When we came to having Fred, we were put under the ‘high risk’ category and scanned at the hospital regularly. It was then that I truly realised that perhaps Albie’s twenty week scan could have gone differently. Albie had his pulmonary and aortic arteries entering the wrong ventricles, a valve almost non-existent, a large hole in the ventricular wall. It was, what Fred’s ante-natal sonographer, quipped one day, a ‘train wreck.’

I have to stop here and say, I understand that accidents happen. I know humans are human. And there is no sonographer anywhere who is going to detect everything. I don’t need to apportion blame.

For one reason or another, though, it was missed.

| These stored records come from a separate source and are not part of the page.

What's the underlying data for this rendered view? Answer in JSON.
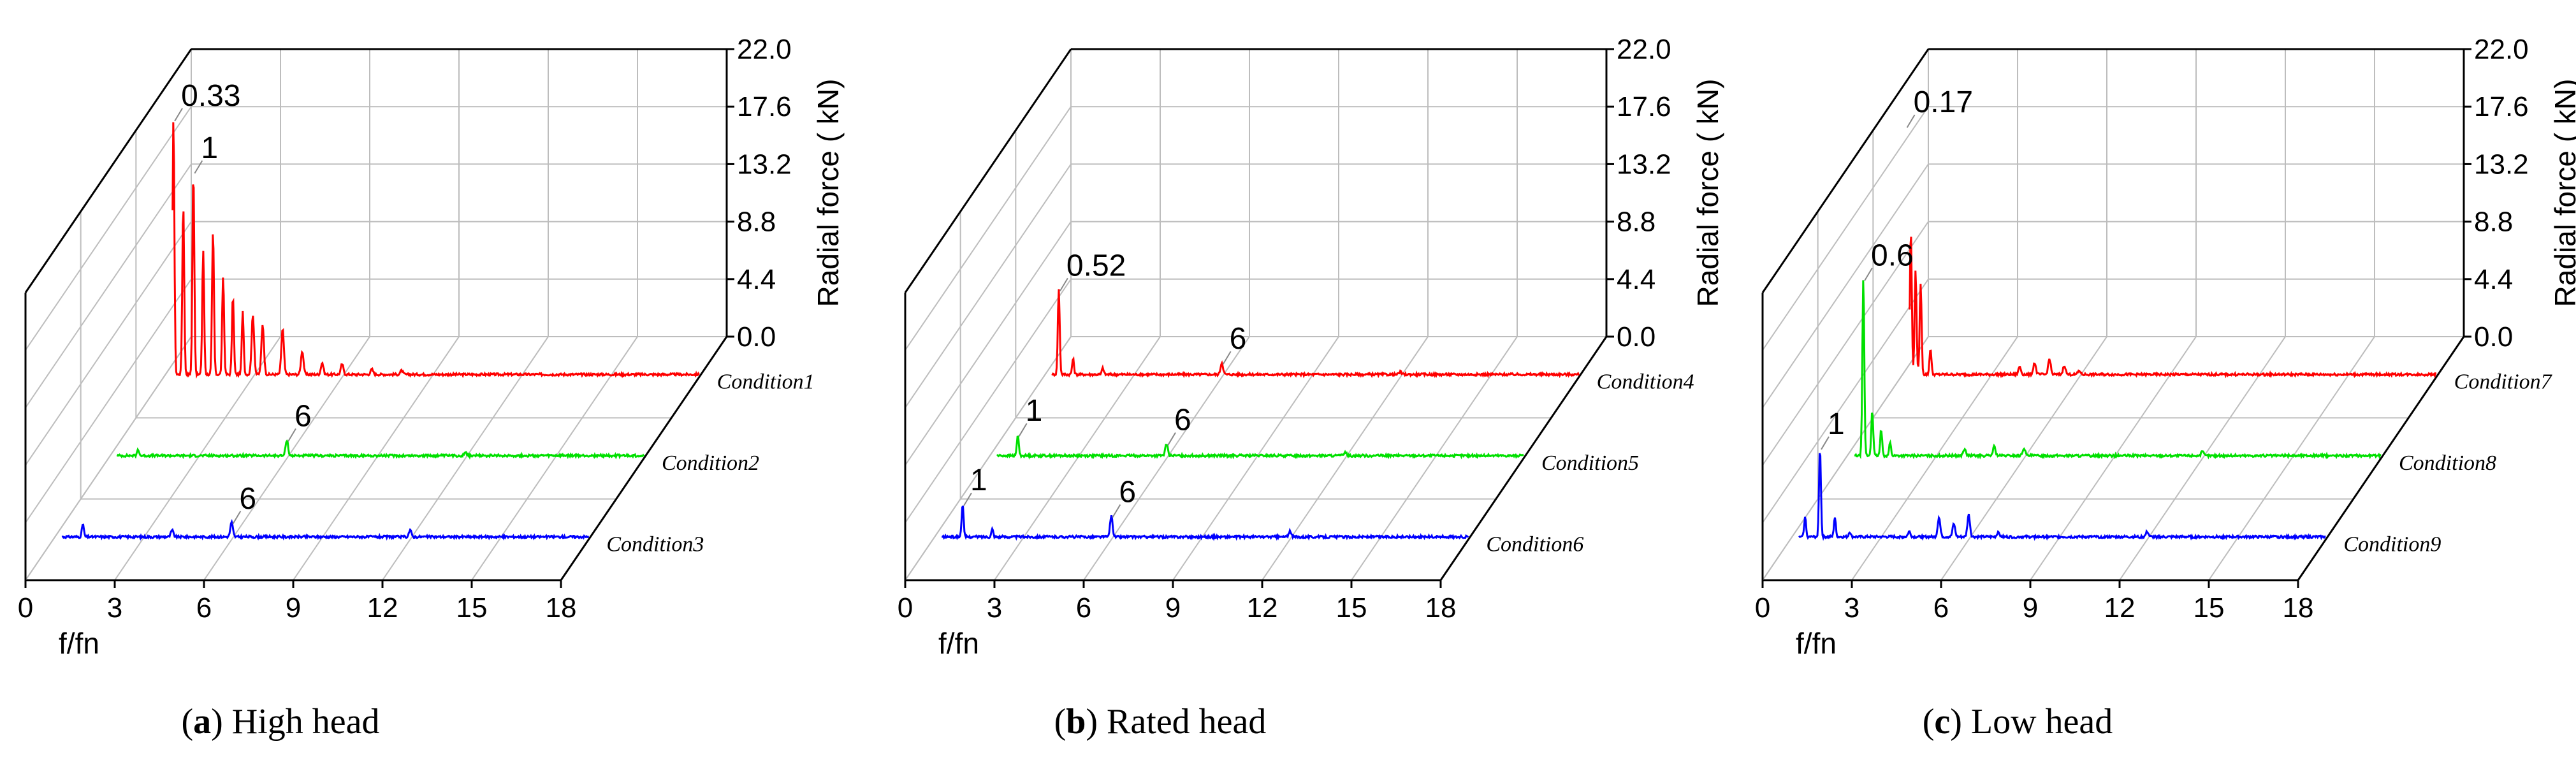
{
  "chart_data": [
    {
      "type": "line",
      "subtype": "3d-waterfall",
      "caption_letter": "a",
      "caption_text": "High head",
      "xlabel": "f/fn",
      "ylabel": "Radial force ( kN)",
      "xlim": [
        0,
        18
      ],
      "xticks": [
        "0",
        "3",
        "6",
        "9",
        "12",
        "15",
        "18"
      ],
      "zlim": [
        0,
        22
      ],
      "zticks": [
        "0.0",
        "4.4",
        "8.8",
        "13.2",
        "17.6",
        "22.0"
      ],
      "colors": [
        "#ff0000",
        "#00e000",
        "#0000ff"
      ],
      "series": [
        {
          "name": "Condition1",
          "peaks": [
            [
              0.33,
              19.5
            ],
            [
              0.66,
              13.0
            ],
            [
              1.0,
              15.5
            ],
            [
              1.33,
              9.5
            ],
            [
              1.66,
              11.0
            ],
            [
              2.0,
              7.5
            ],
            [
              2.33,
              6.0
            ],
            [
              2.66,
              4.8
            ],
            [
              3.0,
              4.5
            ],
            [
              3.33,
              3.8
            ],
            [
              4.0,
              3.5
            ],
            [
              4.66,
              1.8
            ],
            [
              5.33,
              0.9
            ],
            [
              6.0,
              0.8
            ],
            [
              7.0,
              0.4
            ],
            [
              8.0,
              0.3
            ]
          ],
          "annotations": [
            {
              "text": "0.33",
              "x": 0.33,
              "z": 19.5
            },
            {
              "text": "1",
              "x": 1.0,
              "z": 15.5
            }
          ]
        },
        {
          "name": "Condition2",
          "peaks": [
            [
              1.0,
              0.5
            ],
            [
              6.0,
              1.2
            ],
            [
              12.0,
              0.3
            ]
          ],
          "annotations": [
            {
              "text": "6",
              "x": 6.0,
              "z": 1.2
            }
          ]
        },
        {
          "name": "Condition3",
          "peaks": [
            [
              1.0,
              1.0
            ],
            [
              4.0,
              0.5
            ],
            [
              6.0,
              1.1
            ],
            [
              12.0,
              0.5
            ]
          ],
          "annotations": [
            {
              "text": "6",
              "x": 6.0,
              "z": 1.1
            }
          ]
        }
      ]
    },
    {
      "type": "line",
      "subtype": "3d-waterfall",
      "caption_letter": "b",
      "caption_text": "Rated head",
      "xlabel": "f/fn",
      "ylabel": "Radial force ( kN)",
      "xlim": [
        0,
        18
      ],
      "xticks": [
        "0",
        "3",
        "6",
        "9",
        "12",
        "15",
        "18"
      ],
      "zlim": [
        0,
        22
      ],
      "zticks": [
        "0.0",
        "4.4",
        "8.8",
        "13.2",
        "17.6",
        "22.0"
      ],
      "colors": [
        "#ff0000",
        "#00e000",
        "#0000ff"
      ],
      "series": [
        {
          "name": "Condition4",
          "peaks": [
            [
              0.52,
              6.5
            ],
            [
              1.0,
              1.2
            ],
            [
              2.0,
              0.5
            ],
            [
              6.0,
              0.9
            ],
            [
              12.0,
              0.2
            ]
          ],
          "annotations": [
            {
              "text": "0.52",
              "x": 0.52,
              "z": 6.5
            },
            {
              "text": "6",
              "x": 6.0,
              "z": 0.9
            }
          ]
        },
        {
          "name": "Condition5",
          "peaks": [
            [
              1.0,
              1.6
            ],
            [
              6.0,
              0.9
            ],
            [
              12.0,
              0.3
            ]
          ],
          "annotations": [
            {
              "text": "1",
              "x": 1.0,
              "z": 1.6
            },
            {
              "text": "6",
              "x": 6.0,
              "z": 0.9
            }
          ]
        },
        {
          "name": "Condition6",
          "peaks": [
            [
              1.0,
              2.5
            ],
            [
              2.0,
              0.6
            ],
            [
              6.0,
              1.6
            ],
            [
              12.0,
              0.4
            ]
          ],
          "annotations": [
            {
              "text": "1",
              "x": 1.0,
              "z": 2.5
            },
            {
              "text": "6",
              "x": 6.0,
              "z": 1.6
            }
          ]
        }
      ]
    },
    {
      "type": "line",
      "subtype": "3d-waterfall",
      "caption_letter": "c",
      "caption_text": "Low head",
      "xlabel": "f/fn",
      "ylabel": "Radial force ( kN)",
      "xlim": [
        0,
        18
      ],
      "xticks": [
        "0",
        "3",
        "6",
        "9",
        "12",
        "15",
        "18"
      ],
      "zlim": [
        0,
        22
      ],
      "zticks": [
        "0.0",
        "4.4",
        "8.8",
        "13.2",
        "17.6",
        "22.0"
      ],
      "colors": [
        "#ff0000",
        "#00e000",
        "#0000ff"
      ],
      "series": [
        {
          "name": "Condition7",
          "peaks": [
            [
              0.17,
              19.0
            ],
            [
              0.34,
              11.0
            ],
            [
              0.5,
              8.0
            ],
            [
              0.67,
              7.0
            ],
            [
              1.0,
              2.0
            ],
            [
              4.0,
              0.6
            ],
            [
              4.5,
              0.9
            ],
            [
              5.0,
              1.2
            ],
            [
              5.5,
              0.7
            ],
            [
              6.0,
              0.3
            ]
          ],
          "annotations": [
            {
              "text": "0.17",
              "x": 0.17,
              "z": 19.0
            }
          ]
        },
        {
          "name": "Condition8",
          "peaks": [
            [
              0.6,
              13.5
            ],
            [
              0.9,
              3.5
            ],
            [
              1.2,
              2.0
            ],
            [
              1.5,
              1.0
            ],
            [
              4.0,
              0.5
            ],
            [
              5.0,
              0.7
            ],
            [
              6.0,
              0.6
            ],
            [
              12.0,
              0.3
            ]
          ],
          "annotations": [
            {
              "text": "0.6",
              "x": 0.6,
              "z": 13.5
            }
          ]
        },
        {
          "name": "Condition9",
          "peaks": [
            [
              0.5,
              1.5
            ],
            [
              1.0,
              6.8
            ],
            [
              1.5,
              1.5
            ],
            [
              2.0,
              0.4
            ],
            [
              4.0,
              0.4
            ],
            [
              5.0,
              1.5
            ],
            [
              5.5,
              1.0
            ],
            [
              6.0,
              1.7
            ],
            [
              7.0,
              0.4
            ],
            [
              12.0,
              0.4
            ]
          ],
          "annotations": [
            {
              "text": "1",
              "x": 1.0,
              "z": 6.8
            }
          ]
        }
      ]
    }
  ]
}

It was at this point, that I gave the DVD of the scan back to the radiology clinic to review. I wanted to know, knowing what we know now, whether his defect could be seen. They kept it for an inordinate amount of time. When we requested it back, it came back with a short, very carefully worded letter. They thanked us for the opportunity to review the DVD. They were going to change practice so that the heart would be checked on later scans too (Albie had scans at 22 weeks, after a car accident, and again at 41 weeks, but the heart wasn’t checked in either of these scans). There was no mention of whether they could see his defects or not.

And they included a $50 voucher to a toy store.

I think it is this that made it hard to make peace with. We didn’t want a voucher to a toy store to placate us. We wanted to know whether we could have avoided endangering our son’s new life.

These events, cached in my memory, have taken such a long time to seep out. It is a story that is still thickly coated in guilt and remorse. As much as I know it just doesn’t matter anymore, how I wish that we didn’t try home-birthing Albie when he was going to require such critical care. We put him in such danger.

I wanted to write this post because I wish someone had told me that I could have played a part in that 20-week anatomy scan. I figured, rather wrongly, that I was largely passive in that process. I wish I had known that I could ask the sonographer that day some questions about the heart. And if I had, that maybe she would have looked a little more carefully, that maybe she would have slowed down and maybe she would have seen that our lil’ guy needed quite a bit of help.

There are six questions. Six, simple questions to ask.


It seems overly cautious perhaps, but 1 in 100 children are born with a heart defect.

So if you, or anyone you know is expecting, send them this and encourage them to ask these questions.

I wish I had known to.

Love love,


(PS. It might come as a surprise to you, that philosophically, I am still very much pro home birth. Or at least, very interested in hospitals becoming environments in which women can birth as naturally as possible. But that is a different story.)